Tecessüs, sözlükte “araştırmak, dikkatle bakmak”; ahlâkî terim olarak ise, “bir kimsenin özel durumunu merak edip öğrenmek için onun bilgisi ve rızası dışında gizlice araştırma yapmak” 1 manasını ifade eder.
Bir insanın dününü bugününü, saklısını gizlisini; hasbe’l-beşer içine düştüğü hâlleri araştırmak; -şayet varsa- çirkinliği görmek ve ona vâkıf olmak araştırılar insan için olduğu kadar, araştıran kimse için de bir ahlâkî problem, bir şahsiyet sorunu.
Hâlbuki herkesin özelinden; çirkininden, güzelinden kime ne?
Kul kusursuz olmuyor.
Hata sevap, doğru yanlış o kimseyle Rabbi arasında olan bir durum.
İnsanoğlu melek değil ya...
Maâzallah, minarenin basamakları birer birer çıkılır; bir an olur, sonuncudan tepetaklak düşülür.
Bir başkasını araştıran insanın tenceresinin kapağını şöyle bir kaldıracak olsanız, kim bilir, içinden ne menem şey çıkacak.
İlim adına, kanun namına araştırmaya kimsenin söyleyeceği bir şey olamaz.
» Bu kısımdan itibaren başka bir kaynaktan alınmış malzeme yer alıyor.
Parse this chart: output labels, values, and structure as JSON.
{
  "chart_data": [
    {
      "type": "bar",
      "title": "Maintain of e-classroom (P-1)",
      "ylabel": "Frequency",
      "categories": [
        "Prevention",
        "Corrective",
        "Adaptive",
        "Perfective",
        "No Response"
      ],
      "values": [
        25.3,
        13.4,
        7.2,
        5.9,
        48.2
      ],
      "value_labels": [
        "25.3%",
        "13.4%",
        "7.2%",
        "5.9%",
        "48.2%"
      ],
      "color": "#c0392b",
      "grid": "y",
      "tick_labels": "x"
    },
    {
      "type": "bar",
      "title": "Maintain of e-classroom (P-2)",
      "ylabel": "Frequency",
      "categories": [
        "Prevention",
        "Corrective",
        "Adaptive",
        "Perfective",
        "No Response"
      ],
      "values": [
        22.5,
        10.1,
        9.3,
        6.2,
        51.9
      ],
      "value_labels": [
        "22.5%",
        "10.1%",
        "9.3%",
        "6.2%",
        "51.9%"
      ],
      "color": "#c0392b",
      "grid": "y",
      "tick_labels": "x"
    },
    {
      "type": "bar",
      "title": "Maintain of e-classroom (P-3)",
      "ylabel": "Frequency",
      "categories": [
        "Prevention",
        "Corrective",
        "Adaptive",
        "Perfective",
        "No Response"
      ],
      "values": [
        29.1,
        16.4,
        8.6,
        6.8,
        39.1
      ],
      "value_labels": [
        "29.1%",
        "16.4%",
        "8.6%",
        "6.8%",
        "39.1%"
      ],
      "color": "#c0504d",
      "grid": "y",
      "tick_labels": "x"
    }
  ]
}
Ama insanın özel hâllerini araştırmak örfen, dinen; şer’an yasaktır.
Rabbimiz, Kitabında şöyle emrediyor:
“Ey iman edenler! Tecessüs etmeyin.” 2
Kitapta, gizli kusurların araştırılması kesin bir dille yasak edilmiş, böylesi davranışların Müslümanlar arasındaki kardeşlik bağının kopmasına, toplum barışının bozulmasına yol açan yıkıcı davranışlar niteliği taşıdığına dikkat çekilmiştir.
“Taberî, yukarıdaki âyette geçen ‘velâ tecessesû’ ifadesini, ‘Birbirinizin gizli hâllerini gözetlemeyin, kusurlarını ortaya dökmek amacıyla sırlarını araştırmayın’ şeklinde yorumlamıştır.” 3
Peygamber Efendimiz (asm), tecessüsün zararlı ve kötü bir şey olduğunu “Tecessüste bulunmayın, birbirinizin iç yüzünü araştırmayın” 4 hadis-i şerifleriyle men etmiş, inanan insanlara bundan uzak durmalarını tavsiye etmiştir.
Araştıran, araştırılanın sevdiği bir insansa ve o araştırılan kimse, araştırıldığından haberdar olursa, koskocaman bir erozyon yaşanır!
Belki renk vermez, ama birdenbire renk adına her ne varsa, albenisi değişir.
Bu durumda, uzak yakın fark etmez.
Doğru olan; kişinin, kendini ilgilendirmeyen ve üzerine vazife olmayan bir konuda, haddi aşıp, bilgi sahibi olmaya çalışmaması.
Bu kadar!
Dipnotlar:
1- TDV İslâm Ansiklopedisi, 40, 246-247. 2- Hucurât Sûresi, 12. 3- TDV, İslâm Ansiklopedisi, 40: 247 (Câmiu’l-Beyan, 11; 394). 4- İbn Kesir, Tefsir 7: 357.